In Cosmic Trigger 2, Robert Anton Wilson writes (in the "Barbaric Age Recalled" chapter) about how awful living conditions were as he grew up. (He was born in 1932.)
"When I remember life in Gerritsen Beach in those days, I define it chiefly in negatives," he writes. "Most readers born since 1945 cannot imagine the ignorance and brutality of those days. Many middle-aged women had goiter, a disease causing an ugly lump in the neck, which looked like a cancer. (The cure was found sometime in the 1940s and goiter disappeared from America). People regularly died of tuberculosis, which is now normally cured in its early stages, and children had dozens of diseases now abolished. I myself survives measles, German measles, mumps, flu (still a major killer in those days), rheumatic fever, whooping cough, diphtheria and polio."
The passage has many other details. "The community had no paved roads and nobody had central heating. wall-to-wall carpeting or central bathrooms ... When ecologists like Gary Snyder talk about 'going back to the way things were in the 1920s,' I think they must be a few gallons shy of a full tank. The '20s were even worse for poor people than the '30s ... "

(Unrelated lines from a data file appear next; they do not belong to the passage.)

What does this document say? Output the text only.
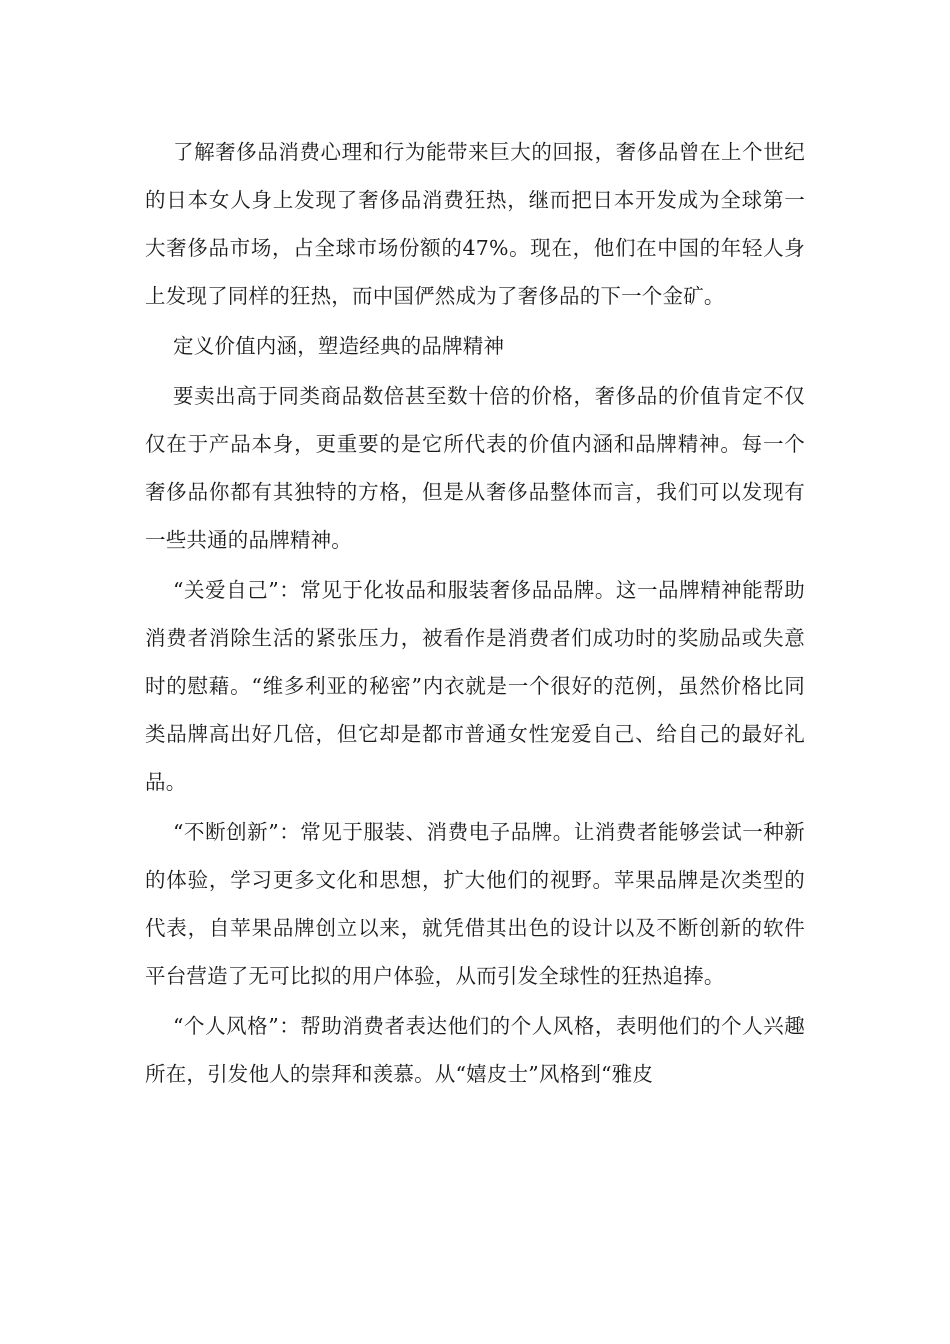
了解奢侈品消费心理和行为能带来巨大的回报，奢侈品曾在上个世纪的日本女人身上发现了奢侈品消费狂热，继而把日本开发成为全球第一大奢侈品市场，占全球市场份额的47%。现在，他们在中国的年轻人身上发现了同样的狂热，而中国俨然成为了奢侈品的下一个金矿。

定义价值内涵，塑造经典的品牌精神

要卖出高于同类商品数倍甚至数十倍的价格，奢侈品的价值肯定不仅仅在于产品本身，更重要的是它所代表的价值内涵和品牌精神。每一个奢侈品你都有其独特的方格，但是从奢侈品整体而言，我们可以发现有一些共通的品牌精神。

“关爱自己”：常见于化妆品和服装奢侈品品牌。这一品牌精神能帮助消费者消除生活的紧张压力，被看作是消费者们成功时的奖励品或失意时的慰藉。“维多利亚的秘密”内衣就是一个很好的范例，虽然价格比同类品牌高出好几倍，但它却是都市普通女性宠爱自己、给自己的最好礼品。

“不断创新”：常见于服装、消费电子品牌。让消费者能够尝试一种新的体验，学习更多文化和思想，扩大他们的视野。苹果品牌是次类型的代表，自苹果品牌创立以来，就凭借其出色的设计以及不断创新的软件平台营造了无可比拟的用户体验，从而引发全球性的狂热追捧。

“个人风格”：帮助消费者表达他们的个人风格，表明他们的个人兴趣所在，引发他人的崇拜和羡慕。从“嬉皮士”风格到“雅皮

We all went through a tough year in 2020 because of the pandemic. Most people, regardless of their political persuasion, did not particularly enjoy the U.S. election and other events associated with it, although obviously Democrats preferred the ultimate outcome.

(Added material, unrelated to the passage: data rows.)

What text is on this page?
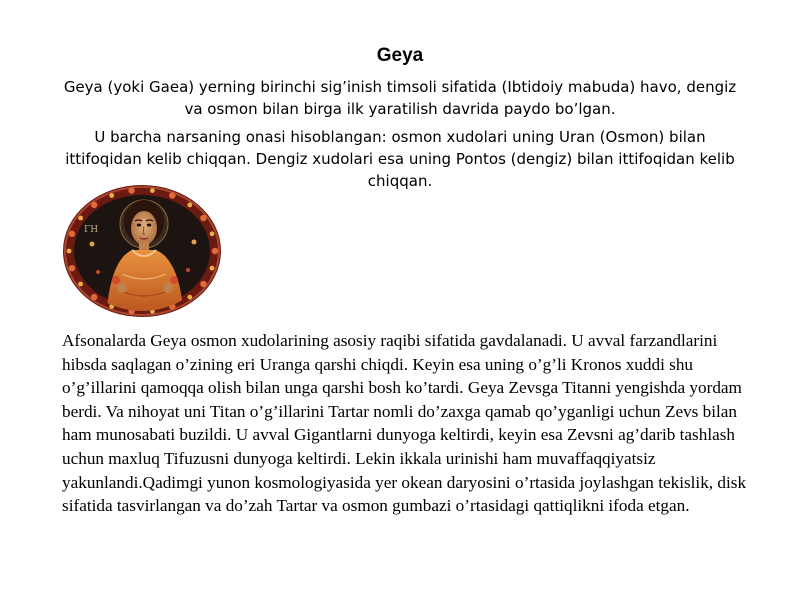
Geya
Geya (yoki Gaea) yerning birinchi sig’inish timsoli sifatida (Ibtidoiy mabuda) havo, dengiz va osmon bilan birga ilk yaratilish davrida paydo bo’lgan.
U barcha narsaning onasi hisoblangan: osmon xudolari uning Uran (Osmon) bilan ittifoqidan kelib chiqqan. Dengiz xudolari esa uning Pontos (dengiz) bilan ittifoqidan kelib chiqqan.
ΓH
Afsonalarda Geya osmon xudolarining asosiy raqibi sifatida gavdalanadi. U avval farzandlarini hibsda saqlagan o’zining eri Uranga qarshi chiqdi. Keyin esa uning o’g’li Kronos xuddi shu o’g’illarini qamoqqa olish bilan unga qarshi bosh ko’tardi. Geya Zevsga Titanni yengishda yordam berdi. Va nihoyat uni Titan o’g’illarini Tartar nomli do’zaxga qamab qo’yganligi uchun Zevs bilan ham munosabati buzildi. U avval Gigantlarni dunyoga keltirdi, keyin esa Zevsni ag’darib tashlash uchun maxluq Tifuzusni dunyoga keltirdi. Lekin ikkala urinishi ham muvaffaqqiyatsiz yakunlandi.Qadimgi yunon kosmologiyasida yer okean daryosini o’rtasida joylashgan tekislik, disk sifatida tasvirlangan va do’zah Tartar va osmon gumbazi o’rtasidagi qattiqlikni ifoda etgan.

With that noted, perhaps it is useful to point out last year was a good year for technological progress. A couple of recent columns I ran across made that point.

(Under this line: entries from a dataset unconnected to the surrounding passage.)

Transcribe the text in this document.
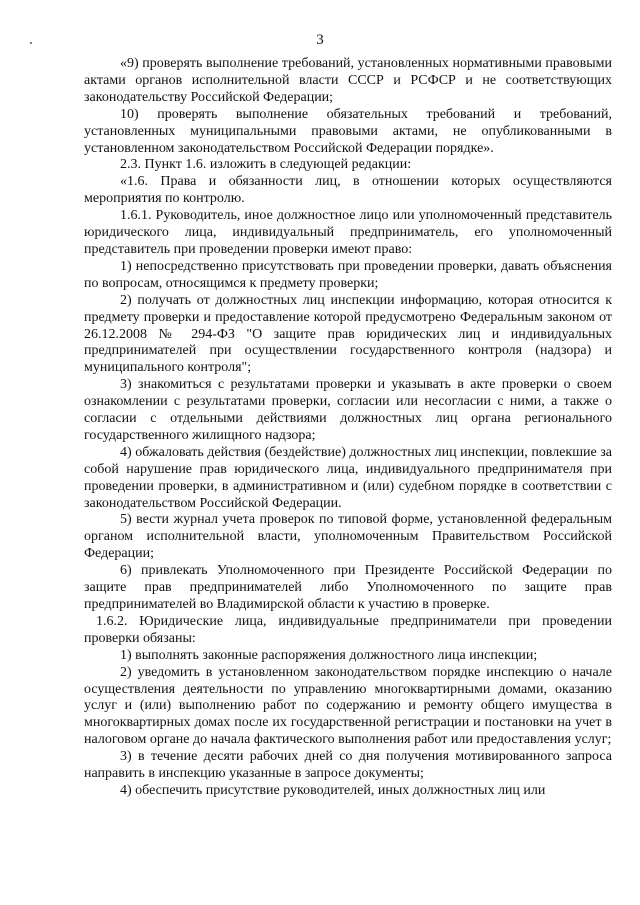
3

«9) проверять выполнение требований, установленных нормативными правовыми актами органов исполнительной власти СССР и РСФСР и не соответствующих законодательству Российской Федерации;

10) проверять выполнение обязательных требований и требований, установленных муниципальными правовыми актами, не опубликованными в установленном законодательством Российской Федерации порядке».

2.3. Пункт 1.6. изложить в следующей редакции:

«1.6. Права и обязанности лиц, в отношении которых осуществляются мероприятия по контролю.

1.6.1. Руководитель, иное должностное лицо или уполномоченный представитель юридического лица, индивидуальный предприниматель, его уполномоченный представитель при проведении проверки имеют право:

1) непосредственно присутствовать при проведении проверки, давать объяснения по вопросам, относящимся к предмету проверки;

2) получать от должностных лиц инспекции информацию, которая относится к предмету проверки и предоставление которой предусмотрено Федеральным законом от 26.12.2008 № 294-ФЗ "О защите прав юридических лиц и индивидуальных предпринимателей при осуществлении государственного контроля (надзора) и муниципального контроля";

3) знакомиться с результатами проверки и указывать в акте проверки о своем ознакомлении с результатами проверки, согласии или несогласии с ними, а также о согласии с отдельными действиями должностных лиц органа регионального государственного жилищного надзора;

4) обжаловать действия (бездействие) должностных лиц инспекции, повлекшие за собой нарушение прав юридического лица, индивидуального предпринимателя при проведении проверки, в административном и (или) судебном порядке в соответствии с законодательством Российской Федерации.

5) вести журнал учета проверок по типовой форме, установленной федеральным органом исполнительной власти, уполномоченным Правительством Российской Федерации;

6) привлекать Уполномоченного при Президенте Российской Федерации по защите прав предпринимателей либо Уполномоченного по защите прав предпринимателей во Владимирской области к участию в проверке.

1.6.2. Юридические лица, индивидуальные предприниматели при проведении проверки обязаны:

1) выполнять законные распоряжения должностного лица инспекции;

2) уведомить в установленном законодательством порядке инспекцию о начале осуществления деятельности по управлению многоквартирными домами, оказанию услуг и (или) выполнению работ по содержанию и ремонту общего имущества в многоквартирных домах после их государственной регистрации и постановки на учет в налоговом органе до начала фактического выполнения работ или предоставления услуг;

3) в течение десяти рабочих дней со дня получения мотивированного запроса направить в инспекцию указанные в запросе документы;

4) обеспечить присутствие руководителей, иных должностных лиц или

Writing for his column at Bloomberg news, Tyler Cowen wrote in "The Silver Lining of 2020" that the mRNA vaccines for COVID-19, developed in record time, were not the only example of technological advances during the year.
"Other advances in the biosciences may prove no less stunning. A very promising vaccine candidate against malaria, perhaps the greatest killer in human history, is in the final stages of testing. Advances in vaccine technology have created the real possibility of a universal flu vaccine, and work is proceeding on that front. New CRISPR techniques appear on the verge of vanquishing sickle-cell anemia, and other CRISPR methods have allowed scientists to create a new smartphone-based diagnostic test that would detect viruses and offer diagnoses within half an hour," he wrote.
2020 also saw breakthroughs in artificial intelligence, transportation and green energy, apparently providing a path forward to deal with climate change. The column notes "progress in solar power, which in many settings is as cheap as any relevant alternative. China is opening a new and promising fusion reactor. Despite the absence of a coherent U.S. national energy policy, the notion of a mostly green energy future no longer appears utopian.
"In previous eras, advances in energy and transportation typically have brought further technological advances, by enabling humans to conquer and reshape their physical environments in new and unexpected ways. We can hope that general trend will continue."
David Brooks wrote a column making similar points in the New York Times. Yes, I know the country is largely divided between people who hate Brooks or who hate the Times, but "The Coming Technology Boom" is a good column that mentions many new technologies Cowen did not list.